Will ein Gläubiger eine Geldforderung gerichtlich geltend machen, kommen verschiedene Wege in Betracht. Neben einer „normalen“ Klage gibt es einfachere und schnellere Verfahren: Kann der Gläubiger seine Forderung vollständig mit schriftlichen Urkunden belegen, empfiehlt sich unter Umständen ein Urkundenprozess, um rasch an einen Vollstreckungstitel zu gelangen.

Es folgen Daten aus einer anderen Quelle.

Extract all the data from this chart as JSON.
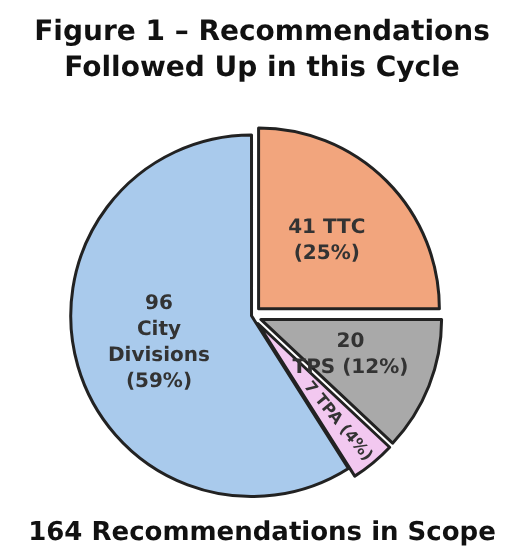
{
  "chart_data": {
    "type": "pie",
    "title": "Figure 1 – Recommendations\nFollowed Up in this Cycle",
    "categories": [
      "41 TTC\n(25%)",
      "20\nTPS (12%)",
      "7 TPA (4%)",
      "96\nCity\nDivisions\n(59%)"
    ],
    "values": [
      25,
      12,
      4,
      59
    ],
    "colors": [
      "#f2a57d",
      "#a9a9a9",
      "#f2c8f0",
      "#a9caec"
    ],
    "annotations": [
      "164 Recommendations in Scope"
    ],
    "legend": false
  }
}
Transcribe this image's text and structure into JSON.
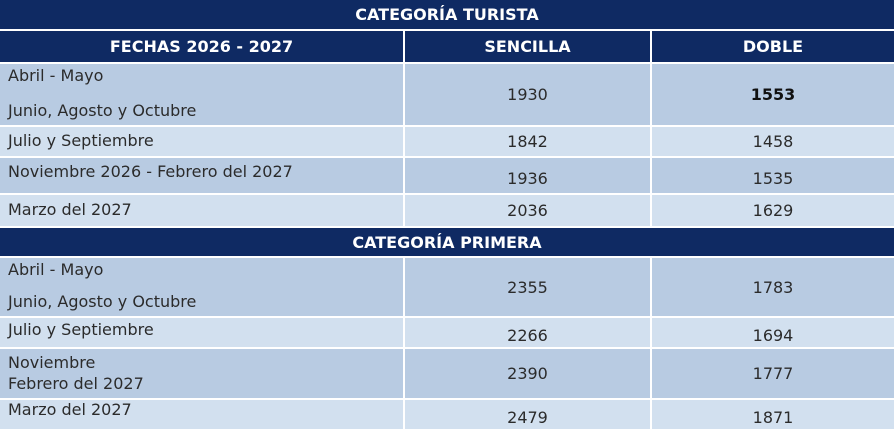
{
  "colors": {
    "header_bg": "#0f2a63",
    "row_dark": "#b8cbe2",
    "row_light": "#d2e0ef",
    "text": "#2b2b2b"
  },
  "turista": {
    "title": "CATEGORÍA TURISTA",
    "headers": {
      "fechas": "FECHAS 2026 - 2027",
      "sencilla": "SENCILLA",
      "doble": "DOBLE"
    },
    "rows": [
      {
        "lines": [
          "Abril - Mayo",
          "Junio,  Agosto y Octubre"
        ],
        "sencilla": "1930",
        "doble": "1553"
      },
      {
        "lines": [
          "Julio y Septiembre"
        ],
        "sencilla": "1842",
        "doble": "1458"
      },
      {
        "lines": [
          "Noviembre 2026 - Febrero del 2027"
        ],
        "sencilla": "1936",
        "doble": "1535"
      },
      {
        "lines": [
          "Marzo del 2027"
        ],
        "sencilla": "2036",
        "doble": "1629"
      }
    ]
  },
  "primera": {
    "title": "CATEGORÍA PRIMERA",
    "rows": [
      {
        "lines": [
          "Abril - Mayo",
          "Junio,  Agosto y Octubre"
        ],
        "sencilla": "2355",
        "doble": "1783"
      },
      {
        "lines": [
          "Julio y Septiembre"
        ],
        "sencilla": "2266",
        "doble": "1694"
      },
      {
        "lines": [
          "Noviembre",
          "Febrero del 2027"
        ],
        "sencilla": "2390",
        "doble": "1777"
      },
      {
        "lines": [
          "Marzo del 2027"
        ],
        "sencilla": "2479",
        "doble": "1871"
      }
    ]
  }
}
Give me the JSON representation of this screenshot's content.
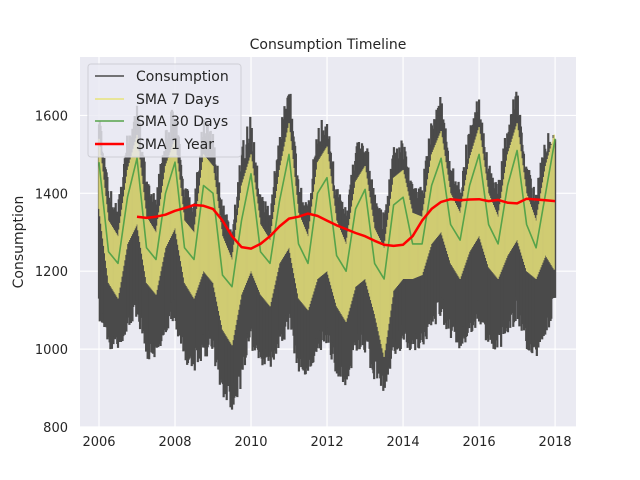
{
  "chart_data": {
    "type": "line",
    "title": "Consumption Timeline",
    "xlabel": "",
    "ylabel": "Consumption",
    "xlim": [
      2005.5,
      2018.55
    ],
    "ylim": [
      800,
      1750
    ],
    "x_ticks": [
      2006,
      2008,
      2010,
      2012,
      2014,
      2016,
      2018
    ],
    "y_ticks": [
      800,
      1000,
      1200,
      1400,
      1600
    ],
    "grid": true,
    "legend_position": "top-left",
    "background": "#eaeaf2",
    "series": [
      {
        "name": "Consumption",
        "color": "#4a4a4a",
        "note_envelope": true,
        "x": [
          2006.0,
          2006.25,
          2006.5,
          2006.75,
          2007.0,
          2007.25,
          2007.5,
          2007.75,
          2008.0,
          2008.25,
          2008.5,
          2008.75,
          2009.0,
          2009.25,
          2009.5,
          2009.75,
          2010.0,
          2010.25,
          2010.5,
          2010.75,
          2011.0,
          2011.25,
          2011.5,
          2011.75,
          2012.0,
          2012.25,
          2012.5,
          2012.75,
          2013.0,
          2013.25,
          2013.5,
          2013.75,
          2014.0,
          2014.25,
          2014.5,
          2014.75,
          2015.0,
          2015.25,
          2015.5,
          2015.75,
          2016.0,
          2016.25,
          2016.5,
          2016.75,
          2017.0,
          2017.25,
          2017.5,
          2017.75,
          2018.0
        ],
        "high": [
          1620,
          1420,
          1380,
          1560,
          1650,
          1440,
          1400,
          1570,
          1640,
          1420,
          1390,
          1600,
          1560,
          1380,
          1320,
          1520,
          1610,
          1400,
          1370,
          1560,
          1710,
          1440,
          1380,
          1580,
          1600,
          1420,
          1360,
          1530,
          1560,
          1400,
          1350,
          1540,
          1540,
          1430,
          1420,
          1600,
          1660,
          1480,
          1430,
          1580,
          1660,
          1480,
          1420,
          1600,
          1680,
          1480,
          1410,
          1560,
          1570
        ],
        "low": [
          1070,
          1000,
          990,
          1050,
          1080,
          970,
          970,
          1040,
          1060,
          960,
          940,
          980,
          980,
          880,
          840,
          900,
          1000,
          960,
          950,
          1000,
          1030,
          940,
          920,
          980,
          1010,
          930,
          900,
          980,
          990,
          920,
          880,
          960,
          1010,
          990,
          1000,
          1050,
          1080,
          1020,
          1000,
          1030,
          1060,
          1000,
          990,
          1030,
          1070,
          1000,
          980,
          1000,
          1130
        ]
      },
      {
        "name": "SMA 7 Days",
        "color": "#e8e37a",
        "x": [
          2006.0,
          2006.25,
          2006.5,
          2006.75,
          2007.0,
          2007.25,
          2007.5,
          2007.75,
          2008.0,
          2008.25,
          2008.5,
          2008.75,
          2009.0,
          2009.25,
          2009.5,
          2009.75,
          2010.0,
          2010.25,
          2010.5,
          2010.75,
          2011.0,
          2011.25,
          2011.5,
          2011.75,
          2012.0,
          2012.25,
          2012.5,
          2012.75,
          2013.0,
          2013.25,
          2013.5,
          2013.75,
          2014.0,
          2014.25,
          2014.5,
          2014.75,
          2015.0,
          2015.25,
          2015.5,
          2015.75,
          2016.0,
          2016.25,
          2016.5,
          2016.75,
          2017.0,
          2017.25,
          2017.5,
          2017.75,
          2018.0
        ],
        "high": [
          1540,
          1330,
          1290,
          1460,
          1550,
          1340,
          1300,
          1470,
          1540,
          1330,
          1300,
          1500,
          1470,
          1290,
          1230,
          1420,
          1500,
          1320,
          1280,
          1460,
          1580,
          1350,
          1290,
          1480,
          1520,
          1330,
          1270,
          1430,
          1470,
          1310,
          1260,
          1440,
          1460,
          1350,
          1340,
          1500,
          1560,
          1400,
          1350,
          1490,
          1570,
          1400,
          1340,
          1500,
          1580,
          1400,
          1330,
          1470,
          1560
        ],
        "low": [
          1360,
          1170,
          1130,
          1270,
          1320,
          1170,
          1140,
          1260,
          1310,
          1170,
          1130,
          1200,
          1170,
          1050,
          1010,
          1140,
          1200,
          1140,
          1110,
          1220,
          1260,
          1130,
          1100,
          1180,
          1200,
          1110,
          1070,
          1160,
          1180,
          1090,
          980,
          1150,
          1180,
          1180,
          1190,
          1270,
          1300,
          1220,
          1180,
          1250,
          1290,
          1210,
          1180,
          1240,
          1280,
          1200,
          1180,
          1240,
          1200
        ]
      },
      {
        "name": "SMA 30 Days",
        "color": "#56a34a",
        "x": [
          2006.0,
          2006.25,
          2006.5,
          2006.75,
          2007.0,
          2007.25,
          2007.5,
          2007.75,
          2008.0,
          2008.25,
          2008.5,
          2008.75,
          2009.0,
          2009.25,
          2009.5,
          2009.75,
          2010.0,
          2010.25,
          2010.5,
          2010.75,
          2011.0,
          2011.25,
          2011.5,
          2011.75,
          2012.0,
          2012.25,
          2012.5,
          2012.75,
          2013.0,
          2013.25,
          2013.5,
          2013.75,
          2014.0,
          2014.25,
          2014.5,
          2014.75,
          2015.0,
          2015.25,
          2015.5,
          2015.75,
          2016.0,
          2016.25,
          2016.5,
          2016.75,
          2017.0,
          2017.25,
          2017.5,
          2017.75,
          2018.0
        ],
        "values": [
          1480,
          1250,
          1220,
          1390,
          1490,
          1260,
          1230,
          1400,
          1480,
          1260,
          1230,
          1420,
          1400,
          1190,
          1160,
          1330,
          1450,
          1250,
          1220,
          1380,
          1500,
          1270,
          1220,
          1400,
          1440,
          1240,
          1200,
          1360,
          1410,
          1220,
          1180,
          1370,
          1390,
          1270,
          1270,
          1420,
          1490,
          1320,
          1280,
          1420,
          1500,
          1320,
          1270,
          1420,
          1510,
          1320,
          1260,
          1400,
          1540
        ]
      },
      {
        "name": "SMA 1 Year",
        "color": "#ff0000",
        "x": [
          2007.0,
          2007.25,
          2007.5,
          2007.75,
          2008.0,
          2008.25,
          2008.5,
          2008.75,
          2009.0,
          2009.25,
          2009.5,
          2009.75,
          2010.0,
          2010.25,
          2010.5,
          2010.75,
          2011.0,
          2011.25,
          2011.5,
          2011.75,
          2012.0,
          2012.25,
          2012.5,
          2012.75,
          2013.0,
          2013.25,
          2013.5,
          2013.75,
          2014.0,
          2014.25,
          2014.5,
          2014.75,
          2015.0,
          2015.25,
          2015.5,
          2015.75,
          2016.0,
          2016.25,
          2016.5,
          2016.75,
          2017.0,
          2017.25,
          2017.5,
          2017.75,
          2018.0
        ],
        "values": [
          1340,
          1337,
          1340,
          1345,
          1355,
          1362,
          1370,
          1368,
          1360,
          1330,
          1290,
          1262,
          1258,
          1270,
          1290,
          1315,
          1335,
          1340,
          1348,
          1342,
          1330,
          1318,
          1308,
          1298,
          1290,
          1278,
          1268,
          1265,
          1268,
          1290,
          1330,
          1360,
          1378,
          1385,
          1382,
          1384,
          1385,
          1380,
          1383,
          1376,
          1374,
          1386,
          1384,
          1382,
          1380
        ]
      }
    ]
  }
}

Die schnellste und einfachste Möglichkeit ist das gerichtliche Mahnverfahren. Sie ermöglichst es dem Gläubiger, auch ohne mündliche Verhandlung einen Vollstreckungsbescheid zu erlangen. Mit diesem kann der Gläubiger die Zwangsvollstreckung betreiben, also Forderungen oder Sachen des Schuldners pfänden lassen. Der Gläubiger muss seinen Anspruch im Mahnverfahren weder im Einzelnen begründen, noch eine mündliche Verhandlung durchlaufen. Das Mahnverfahren bietet sich daher an, wenn der Schuldner die Forderung inhaltlich nicht ernstlich bestreitet, sondern lediglich aus Gründen fehlender Liquidität vorläufig nicht bezahlen kann oder will.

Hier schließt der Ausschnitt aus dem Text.